Looking back from now to that day, I realize how silly I was. How afraid I was just to try out something I know I've been dreaming of since I was born (becoming a writer), and of achieving something I know I genuinely wanted to (studying abroad). Two big dreams, that never, even for a day, that I forget how much I want them. 

Years later, fast forward to today, despite the fact that my fear of failure was not as crippling as it used to be, I still find it difficult to form a habit that sticks, especially when it comes to big tasks like writing a book and doing my translating jobs. I can say I can barely enjoy the process. 

However, here's the good news. For the past couple of months to a year, I've built two small habits: tracking expense; and journaling.

Why do they stick? Because they're easy, tiny, and literally require only 60 seconds of my 24-hour. I even skip one to three days and still managed to come back to them, maintain them for the whole month, and before I realized it, they become a habit that makes me feel something's missing when they're gone. 

Referencing that success, I took this book on habit building, which I bet everyone knows, Atomic Habits by James Clear, read the entire pages, highlighted every important note, and ingrained the most powerful mindset-shift to my perfectionist self, that:

"perfection is not possible.. The problem is not slipping up; the problem is thinking that if you can't do something perfectly, then you shouldn't do it at all." 

Out of lots of great tips on habits in that book, that very sentence rings the loudest bell to me. The next thing I know was I created this handwritten August calendar, and tell myself:

"for the whole month, I am going try to stick with habits that I've been doing on-and-off for the last couple of years. I have 5 colors for 5 habits. For every habit I do that day, even when I do it for only 10 seconds, I'll give myself a reward: I'll mark that day with one color. And by the end of the day, if I managed to do all the habits, I'll get a day full of colors."
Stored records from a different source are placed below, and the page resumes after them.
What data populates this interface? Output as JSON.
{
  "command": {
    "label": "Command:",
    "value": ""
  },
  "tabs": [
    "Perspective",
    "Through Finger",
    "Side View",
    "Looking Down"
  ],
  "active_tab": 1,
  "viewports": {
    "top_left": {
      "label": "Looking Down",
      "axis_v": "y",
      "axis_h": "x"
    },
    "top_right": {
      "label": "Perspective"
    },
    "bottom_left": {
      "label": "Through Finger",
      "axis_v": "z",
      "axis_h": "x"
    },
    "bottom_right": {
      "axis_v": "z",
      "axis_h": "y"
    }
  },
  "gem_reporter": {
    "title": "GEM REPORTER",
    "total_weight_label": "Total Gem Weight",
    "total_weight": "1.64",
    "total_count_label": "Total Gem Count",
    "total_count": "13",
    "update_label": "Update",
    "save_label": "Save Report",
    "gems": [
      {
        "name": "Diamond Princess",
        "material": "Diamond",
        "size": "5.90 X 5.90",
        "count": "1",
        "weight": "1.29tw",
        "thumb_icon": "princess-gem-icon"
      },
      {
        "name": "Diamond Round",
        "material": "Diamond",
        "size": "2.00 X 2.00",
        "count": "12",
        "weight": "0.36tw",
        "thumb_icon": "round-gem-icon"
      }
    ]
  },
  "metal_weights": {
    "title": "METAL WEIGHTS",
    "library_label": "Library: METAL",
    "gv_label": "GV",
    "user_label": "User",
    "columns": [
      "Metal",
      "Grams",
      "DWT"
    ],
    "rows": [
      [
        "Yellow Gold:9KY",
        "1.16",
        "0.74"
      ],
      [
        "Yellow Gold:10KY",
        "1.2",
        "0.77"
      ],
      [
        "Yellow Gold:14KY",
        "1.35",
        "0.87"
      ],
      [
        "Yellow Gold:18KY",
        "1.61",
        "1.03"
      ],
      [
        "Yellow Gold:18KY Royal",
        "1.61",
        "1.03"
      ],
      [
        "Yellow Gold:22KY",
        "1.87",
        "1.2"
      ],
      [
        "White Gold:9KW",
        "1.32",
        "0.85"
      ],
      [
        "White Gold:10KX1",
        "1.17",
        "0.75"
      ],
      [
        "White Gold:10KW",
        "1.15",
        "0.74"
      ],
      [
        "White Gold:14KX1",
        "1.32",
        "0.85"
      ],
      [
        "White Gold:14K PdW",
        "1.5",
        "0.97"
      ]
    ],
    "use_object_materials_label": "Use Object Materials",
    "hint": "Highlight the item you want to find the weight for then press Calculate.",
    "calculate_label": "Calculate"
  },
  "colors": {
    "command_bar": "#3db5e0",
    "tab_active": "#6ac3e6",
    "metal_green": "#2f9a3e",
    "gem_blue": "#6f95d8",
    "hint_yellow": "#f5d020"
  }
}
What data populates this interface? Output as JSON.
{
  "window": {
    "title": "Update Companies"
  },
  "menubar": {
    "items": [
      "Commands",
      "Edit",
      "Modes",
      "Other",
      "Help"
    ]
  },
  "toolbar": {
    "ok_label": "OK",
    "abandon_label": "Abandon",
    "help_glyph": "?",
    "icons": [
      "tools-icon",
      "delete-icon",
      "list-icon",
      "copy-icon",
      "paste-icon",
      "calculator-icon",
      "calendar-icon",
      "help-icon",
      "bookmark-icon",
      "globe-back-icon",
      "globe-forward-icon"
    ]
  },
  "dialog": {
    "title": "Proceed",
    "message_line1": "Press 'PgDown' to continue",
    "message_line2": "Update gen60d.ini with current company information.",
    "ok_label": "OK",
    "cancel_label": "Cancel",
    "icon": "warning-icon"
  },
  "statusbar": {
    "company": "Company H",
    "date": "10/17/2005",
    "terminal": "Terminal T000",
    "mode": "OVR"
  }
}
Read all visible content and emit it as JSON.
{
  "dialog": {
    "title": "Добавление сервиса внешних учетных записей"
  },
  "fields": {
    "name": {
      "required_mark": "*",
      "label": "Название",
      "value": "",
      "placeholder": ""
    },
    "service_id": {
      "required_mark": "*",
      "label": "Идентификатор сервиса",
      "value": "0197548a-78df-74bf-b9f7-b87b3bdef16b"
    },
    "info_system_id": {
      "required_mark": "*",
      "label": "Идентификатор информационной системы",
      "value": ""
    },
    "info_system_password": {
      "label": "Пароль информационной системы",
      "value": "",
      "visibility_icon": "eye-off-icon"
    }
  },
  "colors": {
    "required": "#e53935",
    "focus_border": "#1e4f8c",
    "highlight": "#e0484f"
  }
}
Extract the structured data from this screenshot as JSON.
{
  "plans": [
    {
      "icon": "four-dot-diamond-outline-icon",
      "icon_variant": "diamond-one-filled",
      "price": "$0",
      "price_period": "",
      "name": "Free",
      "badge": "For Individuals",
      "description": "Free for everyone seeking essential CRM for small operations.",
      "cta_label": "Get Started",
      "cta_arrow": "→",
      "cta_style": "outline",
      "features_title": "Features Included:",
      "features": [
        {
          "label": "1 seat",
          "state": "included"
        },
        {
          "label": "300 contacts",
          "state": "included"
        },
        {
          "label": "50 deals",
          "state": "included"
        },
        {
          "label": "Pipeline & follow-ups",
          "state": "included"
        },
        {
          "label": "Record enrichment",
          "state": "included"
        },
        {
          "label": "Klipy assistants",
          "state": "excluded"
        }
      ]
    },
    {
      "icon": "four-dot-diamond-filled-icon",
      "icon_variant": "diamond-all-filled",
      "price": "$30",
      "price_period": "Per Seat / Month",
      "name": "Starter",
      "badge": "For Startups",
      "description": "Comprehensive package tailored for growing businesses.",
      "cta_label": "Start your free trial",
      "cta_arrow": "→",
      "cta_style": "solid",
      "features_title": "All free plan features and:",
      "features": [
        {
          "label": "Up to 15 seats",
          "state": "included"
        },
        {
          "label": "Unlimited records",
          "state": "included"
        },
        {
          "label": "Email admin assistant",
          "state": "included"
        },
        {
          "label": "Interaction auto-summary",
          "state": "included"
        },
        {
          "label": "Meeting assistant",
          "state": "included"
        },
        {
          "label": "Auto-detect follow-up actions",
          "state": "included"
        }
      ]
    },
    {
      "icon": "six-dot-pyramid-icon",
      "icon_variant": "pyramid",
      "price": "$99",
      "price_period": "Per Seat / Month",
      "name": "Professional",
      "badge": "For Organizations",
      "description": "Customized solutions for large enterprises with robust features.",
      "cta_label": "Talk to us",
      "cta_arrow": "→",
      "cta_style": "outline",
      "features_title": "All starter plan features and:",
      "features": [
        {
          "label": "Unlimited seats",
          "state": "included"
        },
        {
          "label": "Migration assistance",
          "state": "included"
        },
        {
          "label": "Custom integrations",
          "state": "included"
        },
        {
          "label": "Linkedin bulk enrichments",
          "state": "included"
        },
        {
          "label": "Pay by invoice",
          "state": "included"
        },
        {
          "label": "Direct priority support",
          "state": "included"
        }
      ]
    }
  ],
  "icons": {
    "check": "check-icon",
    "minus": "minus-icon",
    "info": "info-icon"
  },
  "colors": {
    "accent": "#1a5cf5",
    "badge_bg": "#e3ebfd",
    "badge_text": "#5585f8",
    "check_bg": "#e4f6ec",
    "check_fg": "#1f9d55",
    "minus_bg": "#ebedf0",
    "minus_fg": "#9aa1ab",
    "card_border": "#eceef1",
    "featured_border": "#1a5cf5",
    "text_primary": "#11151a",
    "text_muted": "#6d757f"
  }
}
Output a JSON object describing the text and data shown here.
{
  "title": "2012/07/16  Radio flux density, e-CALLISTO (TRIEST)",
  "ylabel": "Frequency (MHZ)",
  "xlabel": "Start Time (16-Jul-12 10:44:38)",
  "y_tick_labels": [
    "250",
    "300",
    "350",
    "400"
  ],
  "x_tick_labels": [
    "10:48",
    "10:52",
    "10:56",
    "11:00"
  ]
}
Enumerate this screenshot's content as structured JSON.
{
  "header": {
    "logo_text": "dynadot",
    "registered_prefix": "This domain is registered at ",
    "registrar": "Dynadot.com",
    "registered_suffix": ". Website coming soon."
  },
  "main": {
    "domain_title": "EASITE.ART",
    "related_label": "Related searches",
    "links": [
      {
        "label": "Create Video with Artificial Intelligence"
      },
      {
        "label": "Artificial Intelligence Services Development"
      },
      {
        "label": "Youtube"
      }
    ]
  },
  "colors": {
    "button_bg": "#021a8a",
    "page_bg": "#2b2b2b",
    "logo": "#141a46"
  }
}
Today, August 30, 30 days sharp after I created that system, I see myself sticking with these habits:

exercise: 18 days;

meditate: 15 days;

learn French: 22 days;

read: 25 days. 

If there's anything that I learn from my habit-building journey, it is not that the system doesn't work for me, or the habits are too hard to do, or that I'm not rewarding myself enough after completing each habit, it is more of finding the bell that rings the most. In my case, the bell is my perfectionism, and all it takes to ring that bell is that one sentence from that book, that I summarize:

"you are the person you are, not because of things you don't do in a day or two, but because of things you mostly do on most days."